Adisutjipto Batalkan 6 Penerbangan, Cek Potensi Paparan Abu Vulkanik

- Enam penerbangan dari Bandara Adisutjipto menuju Halim Perdanakusuma dibatalkan pada 7 September 2026, terdiri dari tiga penerbangan Fly Jaya dan tiga Citilink.
- Pembatalan dipicu NOTAM penutupan sementara Bandara Soekarno-Hatta dan Halim hingga pukul 18.00 WIB, sementara operasional terakhir Adisutjipto berakhir pukul 16.00 WIB.
- Bandara Adisutjipto melakukan paper test dan belum menemukan abu vulkanik; penumpang diminta mengecek status penerbangan melalui kanal maskapai atau Contact Center Angkasa Pura Indonesia 172.
Yogyakarta, IDN Times - Sebanyak enam penerbangan dari Bandara Adisutjipto Yogyakarta menuju Jakarta dibatalkan pada Senin (7/9/2026). Pembatalan tersebut merupakan dampak dari aktivitas erupsi Gunung Anak Krakatau yang berpengaruh terhadap operasional penerbangan. Pihak bandara pun telah melakukan pengecekan paparan abu vulkanik.

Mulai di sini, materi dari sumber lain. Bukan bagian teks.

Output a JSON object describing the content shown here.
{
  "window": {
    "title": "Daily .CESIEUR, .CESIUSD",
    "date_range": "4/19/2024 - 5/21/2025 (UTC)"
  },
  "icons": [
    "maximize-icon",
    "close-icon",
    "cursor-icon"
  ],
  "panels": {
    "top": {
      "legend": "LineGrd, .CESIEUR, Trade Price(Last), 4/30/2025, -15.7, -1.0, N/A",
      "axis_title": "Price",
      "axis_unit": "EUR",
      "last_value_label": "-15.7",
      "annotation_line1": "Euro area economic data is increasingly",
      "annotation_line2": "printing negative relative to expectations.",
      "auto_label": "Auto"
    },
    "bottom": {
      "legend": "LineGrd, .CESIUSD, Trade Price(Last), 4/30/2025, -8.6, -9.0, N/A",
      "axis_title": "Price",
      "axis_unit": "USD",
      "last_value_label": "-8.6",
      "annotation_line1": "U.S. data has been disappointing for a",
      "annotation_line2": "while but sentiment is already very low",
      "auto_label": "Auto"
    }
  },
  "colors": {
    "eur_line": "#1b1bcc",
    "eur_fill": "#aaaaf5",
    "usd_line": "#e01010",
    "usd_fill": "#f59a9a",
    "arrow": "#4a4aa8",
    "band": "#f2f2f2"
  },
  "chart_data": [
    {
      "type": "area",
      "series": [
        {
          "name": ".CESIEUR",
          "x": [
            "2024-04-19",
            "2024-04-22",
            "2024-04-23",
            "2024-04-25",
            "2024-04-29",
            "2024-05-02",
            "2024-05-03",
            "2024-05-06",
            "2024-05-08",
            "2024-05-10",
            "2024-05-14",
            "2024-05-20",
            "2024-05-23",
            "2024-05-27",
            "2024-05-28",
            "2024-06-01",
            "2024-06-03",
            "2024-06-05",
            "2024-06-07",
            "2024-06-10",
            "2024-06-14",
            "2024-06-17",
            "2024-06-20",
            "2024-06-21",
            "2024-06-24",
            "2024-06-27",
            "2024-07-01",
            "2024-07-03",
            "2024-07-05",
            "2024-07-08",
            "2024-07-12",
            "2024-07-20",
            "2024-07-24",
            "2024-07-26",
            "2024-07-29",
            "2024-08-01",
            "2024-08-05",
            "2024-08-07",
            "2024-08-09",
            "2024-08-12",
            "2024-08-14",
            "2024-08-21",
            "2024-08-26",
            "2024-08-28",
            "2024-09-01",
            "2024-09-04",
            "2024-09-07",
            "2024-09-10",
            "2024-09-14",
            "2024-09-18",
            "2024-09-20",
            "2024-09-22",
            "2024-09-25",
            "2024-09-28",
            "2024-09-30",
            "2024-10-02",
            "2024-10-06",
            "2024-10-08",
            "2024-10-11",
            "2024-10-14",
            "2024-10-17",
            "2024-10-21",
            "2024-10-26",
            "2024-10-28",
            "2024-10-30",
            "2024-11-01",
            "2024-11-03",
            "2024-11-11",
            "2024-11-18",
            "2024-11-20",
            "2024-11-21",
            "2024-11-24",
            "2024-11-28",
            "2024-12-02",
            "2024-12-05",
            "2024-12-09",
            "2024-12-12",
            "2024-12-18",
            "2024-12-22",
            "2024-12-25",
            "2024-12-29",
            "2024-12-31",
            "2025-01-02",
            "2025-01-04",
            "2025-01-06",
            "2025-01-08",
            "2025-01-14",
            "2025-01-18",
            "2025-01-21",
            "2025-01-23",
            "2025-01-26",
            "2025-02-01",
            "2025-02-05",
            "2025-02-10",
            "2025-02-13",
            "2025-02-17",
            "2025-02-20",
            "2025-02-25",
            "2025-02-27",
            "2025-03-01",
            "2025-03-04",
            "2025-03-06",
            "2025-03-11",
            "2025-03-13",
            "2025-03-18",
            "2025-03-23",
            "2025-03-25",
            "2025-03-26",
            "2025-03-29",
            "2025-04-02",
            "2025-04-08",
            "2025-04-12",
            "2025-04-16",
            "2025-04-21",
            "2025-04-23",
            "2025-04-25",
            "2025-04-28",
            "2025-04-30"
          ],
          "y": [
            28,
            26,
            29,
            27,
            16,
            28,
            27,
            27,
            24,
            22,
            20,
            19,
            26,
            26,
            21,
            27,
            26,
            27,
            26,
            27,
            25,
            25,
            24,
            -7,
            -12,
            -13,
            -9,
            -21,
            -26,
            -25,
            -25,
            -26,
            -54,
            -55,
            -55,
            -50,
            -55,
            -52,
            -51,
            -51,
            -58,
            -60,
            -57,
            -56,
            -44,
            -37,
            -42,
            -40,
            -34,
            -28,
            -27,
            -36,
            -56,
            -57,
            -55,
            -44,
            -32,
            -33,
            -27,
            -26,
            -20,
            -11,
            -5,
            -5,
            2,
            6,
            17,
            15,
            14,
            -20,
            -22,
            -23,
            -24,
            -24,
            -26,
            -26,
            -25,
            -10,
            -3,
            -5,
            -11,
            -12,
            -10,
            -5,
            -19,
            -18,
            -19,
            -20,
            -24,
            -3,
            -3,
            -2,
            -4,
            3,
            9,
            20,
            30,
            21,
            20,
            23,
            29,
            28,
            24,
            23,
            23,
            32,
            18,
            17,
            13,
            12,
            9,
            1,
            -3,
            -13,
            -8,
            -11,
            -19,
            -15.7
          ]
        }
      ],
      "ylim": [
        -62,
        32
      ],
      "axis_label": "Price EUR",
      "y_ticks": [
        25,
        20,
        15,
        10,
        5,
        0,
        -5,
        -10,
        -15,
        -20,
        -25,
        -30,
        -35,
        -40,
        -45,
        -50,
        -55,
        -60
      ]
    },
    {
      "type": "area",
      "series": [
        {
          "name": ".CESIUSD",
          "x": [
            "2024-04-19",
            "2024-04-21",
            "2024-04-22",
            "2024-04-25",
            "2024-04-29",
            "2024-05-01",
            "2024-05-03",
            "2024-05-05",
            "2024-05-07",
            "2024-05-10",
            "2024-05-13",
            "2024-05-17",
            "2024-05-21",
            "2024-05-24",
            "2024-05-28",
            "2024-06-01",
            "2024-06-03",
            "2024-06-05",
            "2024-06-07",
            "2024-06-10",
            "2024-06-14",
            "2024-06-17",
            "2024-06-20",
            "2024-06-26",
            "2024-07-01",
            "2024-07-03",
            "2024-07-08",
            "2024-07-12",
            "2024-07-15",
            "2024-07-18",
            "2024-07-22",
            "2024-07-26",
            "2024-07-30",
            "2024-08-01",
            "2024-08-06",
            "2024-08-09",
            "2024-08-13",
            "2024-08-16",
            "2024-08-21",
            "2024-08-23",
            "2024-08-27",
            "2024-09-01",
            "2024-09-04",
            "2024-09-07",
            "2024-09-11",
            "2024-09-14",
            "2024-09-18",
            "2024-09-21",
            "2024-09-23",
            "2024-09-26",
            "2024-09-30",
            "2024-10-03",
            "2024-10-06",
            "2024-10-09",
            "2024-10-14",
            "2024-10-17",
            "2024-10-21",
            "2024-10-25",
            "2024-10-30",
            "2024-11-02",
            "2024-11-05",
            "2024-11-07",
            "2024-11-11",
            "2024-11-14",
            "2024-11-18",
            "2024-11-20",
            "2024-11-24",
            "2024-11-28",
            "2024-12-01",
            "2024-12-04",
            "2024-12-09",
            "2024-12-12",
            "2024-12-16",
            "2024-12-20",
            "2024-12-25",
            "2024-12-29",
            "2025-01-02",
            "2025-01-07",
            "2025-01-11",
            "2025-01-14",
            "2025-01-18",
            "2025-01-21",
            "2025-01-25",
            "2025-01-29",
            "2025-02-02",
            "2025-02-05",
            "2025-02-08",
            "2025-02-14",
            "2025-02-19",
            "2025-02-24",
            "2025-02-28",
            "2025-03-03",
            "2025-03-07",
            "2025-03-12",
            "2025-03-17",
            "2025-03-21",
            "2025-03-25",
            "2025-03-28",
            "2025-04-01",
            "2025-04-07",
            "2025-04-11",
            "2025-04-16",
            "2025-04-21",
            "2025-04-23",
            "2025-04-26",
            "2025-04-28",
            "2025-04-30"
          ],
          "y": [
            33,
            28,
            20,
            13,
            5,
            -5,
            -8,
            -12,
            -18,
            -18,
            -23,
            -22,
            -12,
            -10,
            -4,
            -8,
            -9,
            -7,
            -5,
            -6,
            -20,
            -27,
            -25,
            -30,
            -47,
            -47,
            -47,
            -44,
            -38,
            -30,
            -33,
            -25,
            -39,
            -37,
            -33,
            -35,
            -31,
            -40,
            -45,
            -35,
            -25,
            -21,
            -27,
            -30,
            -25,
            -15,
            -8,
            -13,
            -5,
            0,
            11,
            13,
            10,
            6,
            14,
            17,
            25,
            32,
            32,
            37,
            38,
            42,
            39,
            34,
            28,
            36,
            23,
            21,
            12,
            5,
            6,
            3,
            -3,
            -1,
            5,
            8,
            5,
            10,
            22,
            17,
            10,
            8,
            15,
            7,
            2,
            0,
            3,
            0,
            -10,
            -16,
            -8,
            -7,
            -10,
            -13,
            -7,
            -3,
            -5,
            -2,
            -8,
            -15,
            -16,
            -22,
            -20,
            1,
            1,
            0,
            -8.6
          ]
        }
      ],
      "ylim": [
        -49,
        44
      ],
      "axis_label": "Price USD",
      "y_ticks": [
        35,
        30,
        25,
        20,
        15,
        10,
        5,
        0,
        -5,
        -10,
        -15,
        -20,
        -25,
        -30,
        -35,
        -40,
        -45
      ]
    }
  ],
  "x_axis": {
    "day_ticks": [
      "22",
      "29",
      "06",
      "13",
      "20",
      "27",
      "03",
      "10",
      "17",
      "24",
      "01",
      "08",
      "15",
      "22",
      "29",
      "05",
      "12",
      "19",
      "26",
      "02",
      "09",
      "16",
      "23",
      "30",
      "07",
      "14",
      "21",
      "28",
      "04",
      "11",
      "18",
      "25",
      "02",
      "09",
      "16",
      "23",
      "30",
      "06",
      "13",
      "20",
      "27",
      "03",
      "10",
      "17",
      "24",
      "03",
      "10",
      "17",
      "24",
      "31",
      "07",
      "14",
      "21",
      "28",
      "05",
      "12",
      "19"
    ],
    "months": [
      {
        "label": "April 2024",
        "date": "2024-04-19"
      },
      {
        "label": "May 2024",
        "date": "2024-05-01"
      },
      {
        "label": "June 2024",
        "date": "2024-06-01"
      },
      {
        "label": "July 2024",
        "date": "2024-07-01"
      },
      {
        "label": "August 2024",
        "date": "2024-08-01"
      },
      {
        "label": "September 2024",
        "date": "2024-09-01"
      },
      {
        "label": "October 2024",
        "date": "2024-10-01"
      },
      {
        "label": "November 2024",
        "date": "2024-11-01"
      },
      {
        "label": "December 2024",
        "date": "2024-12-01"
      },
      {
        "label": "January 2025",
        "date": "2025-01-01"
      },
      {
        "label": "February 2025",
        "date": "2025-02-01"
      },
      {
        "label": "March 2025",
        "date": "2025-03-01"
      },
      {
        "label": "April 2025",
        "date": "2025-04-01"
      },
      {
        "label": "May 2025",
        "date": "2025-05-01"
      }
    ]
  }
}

General Manager Bandara Adisutjipto, Wibowo Cahyono Soekadi mengatakan enam penerbangan yang dibatalkan terdiri dari tiga penerbangan Fly Jaya dan tiga penerbangan Citilink. Seluruh penerbangan tersebut memiliki tujuan Bandara Halim Perdanakusuma, Jakarta.
"Kalau yang dari Adisutjipto hari ini tiga flight dari Fly Jaya, kemudian tiga flight juga dari Citilink. Semuanya tujuannya ke Halim Perdanakusuma," ujar Wibowo, Senin (7/9/2026).

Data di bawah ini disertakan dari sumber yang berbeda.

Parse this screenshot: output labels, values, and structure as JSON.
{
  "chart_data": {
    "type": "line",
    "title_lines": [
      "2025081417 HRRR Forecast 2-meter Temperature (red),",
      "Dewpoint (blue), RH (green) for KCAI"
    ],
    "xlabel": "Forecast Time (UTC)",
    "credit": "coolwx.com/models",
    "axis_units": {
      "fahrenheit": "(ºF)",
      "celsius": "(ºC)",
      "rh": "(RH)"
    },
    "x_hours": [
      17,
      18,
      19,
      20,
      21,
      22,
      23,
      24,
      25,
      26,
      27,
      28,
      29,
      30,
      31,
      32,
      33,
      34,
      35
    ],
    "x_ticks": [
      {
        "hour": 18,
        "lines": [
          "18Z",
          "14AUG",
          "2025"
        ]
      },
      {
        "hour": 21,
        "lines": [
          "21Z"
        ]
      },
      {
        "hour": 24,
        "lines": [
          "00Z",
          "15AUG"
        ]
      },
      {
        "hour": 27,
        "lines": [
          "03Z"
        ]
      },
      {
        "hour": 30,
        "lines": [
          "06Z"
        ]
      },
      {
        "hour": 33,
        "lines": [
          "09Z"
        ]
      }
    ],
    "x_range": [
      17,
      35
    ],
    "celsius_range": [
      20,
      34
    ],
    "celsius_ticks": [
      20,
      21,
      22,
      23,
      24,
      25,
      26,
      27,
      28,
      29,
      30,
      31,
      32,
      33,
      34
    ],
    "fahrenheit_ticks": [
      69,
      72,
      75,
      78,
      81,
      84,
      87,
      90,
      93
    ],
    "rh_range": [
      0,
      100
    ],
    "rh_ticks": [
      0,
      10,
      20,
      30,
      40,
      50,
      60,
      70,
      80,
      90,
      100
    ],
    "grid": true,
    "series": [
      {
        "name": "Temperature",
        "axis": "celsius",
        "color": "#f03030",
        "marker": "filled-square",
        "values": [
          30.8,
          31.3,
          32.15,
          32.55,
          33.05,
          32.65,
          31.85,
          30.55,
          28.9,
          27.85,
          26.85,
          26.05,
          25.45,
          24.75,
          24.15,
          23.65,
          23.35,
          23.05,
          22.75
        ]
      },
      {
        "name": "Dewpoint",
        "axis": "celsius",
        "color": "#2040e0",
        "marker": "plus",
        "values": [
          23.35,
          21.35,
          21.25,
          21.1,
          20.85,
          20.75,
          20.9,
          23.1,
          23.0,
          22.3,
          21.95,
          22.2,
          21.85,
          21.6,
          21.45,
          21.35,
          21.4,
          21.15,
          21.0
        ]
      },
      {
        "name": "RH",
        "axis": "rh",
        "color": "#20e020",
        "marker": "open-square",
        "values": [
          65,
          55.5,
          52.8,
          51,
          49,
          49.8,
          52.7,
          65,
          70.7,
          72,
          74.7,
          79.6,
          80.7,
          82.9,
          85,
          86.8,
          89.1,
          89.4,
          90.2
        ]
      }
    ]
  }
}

1. Penerbangan ke Jakarta dibatalkan

Bandara Halim Perdanakusuma (dok. Angkasa Pura II) Pembatalan dilakukan menyusul pembaruan Notice to Airmen (NOTAM) terkait penutupan sementara Bandara Internasional Soekarno-Hatta dan Bandara Halim Perdanakusuma pada Senin (7/9/2026) hingga pukul 18.00 WIB.

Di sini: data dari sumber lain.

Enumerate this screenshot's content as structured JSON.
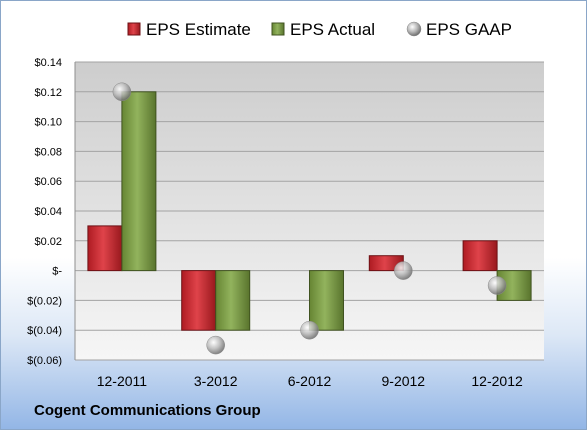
{
  "chart_data": {
    "type": "bar",
    "categories": [
      "12-2011",
      "3-2012",
      "6-2012",
      "9-2012",
      "12-2012"
    ],
    "series": [
      {
        "name": "EPS Estimate",
        "kind": "bar",
        "color": "#d9222a",
        "values": [
          0.03,
          -0.04,
          null,
          0.01,
          0.02
        ]
      },
      {
        "name": "EPS Actual",
        "kind": "bar",
        "color": "#7fa640",
        "values": [
          0.12,
          -0.04,
          -0.04,
          null,
          -0.02
        ]
      },
      {
        "name": "EPS GAAP",
        "kind": "marker",
        "color": "#b8b8b8",
        "values": [
          0.12,
          -0.05,
          -0.04,
          0.0,
          -0.01
        ]
      }
    ],
    "ylim": [
      -0.06,
      0.14
    ],
    "yticks": [
      0.14,
      0.12,
      0.1,
      0.08,
      0.06,
      0.04,
      0.02,
      0.0,
      -0.02,
      -0.04,
      -0.06
    ],
    "ytick_labels": [
      "$0.14",
      "$0.12",
      "$0.10",
      "$0.08",
      "$0.06",
      "$0.04",
      "$0.02",
      "$-",
      "$(0.02)",
      "$(0.04)",
      "$(0.06)"
    ],
    "grid": true,
    "legend_position": "top"
  },
  "footer": {
    "company": "Cogent Communications Group"
  }
}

Sementara itu, jam operasional keberangkatan terakhir atau operating hour (OH) di Bandara Adisutjipto terjadwal hingga pukul 16.00 WIB. Dengan kondisi tersebut, seluruh penerbangan dari Adisutjipto menuju Jakarta pada hari ini dibatalkan.
Pihak bandara terus berkoordinasi dengan maskapai untuk memastikan calon penumpang memperoleh informasi mengenai pembatalan penerbangan. Personel Airport Security, Terminal Inspector, Customer Service, dan unit terkait juga disiagakan untuk membantu penumpang terdampak.
2. Bandara cek paparan abu vulkanik dengan paper test

General Manager Bandara Adisutjipto, Wibowo Cahyono Soekadi (dua kiri). (Dok. Istimewa) Selain melakukan penanganan terhadap penerbangan terdampak, Bandara Adisutjipto juga melakukan pemantauan terhadap kemungkinan paparan abu vulkanik di sekitar kawasan bandara.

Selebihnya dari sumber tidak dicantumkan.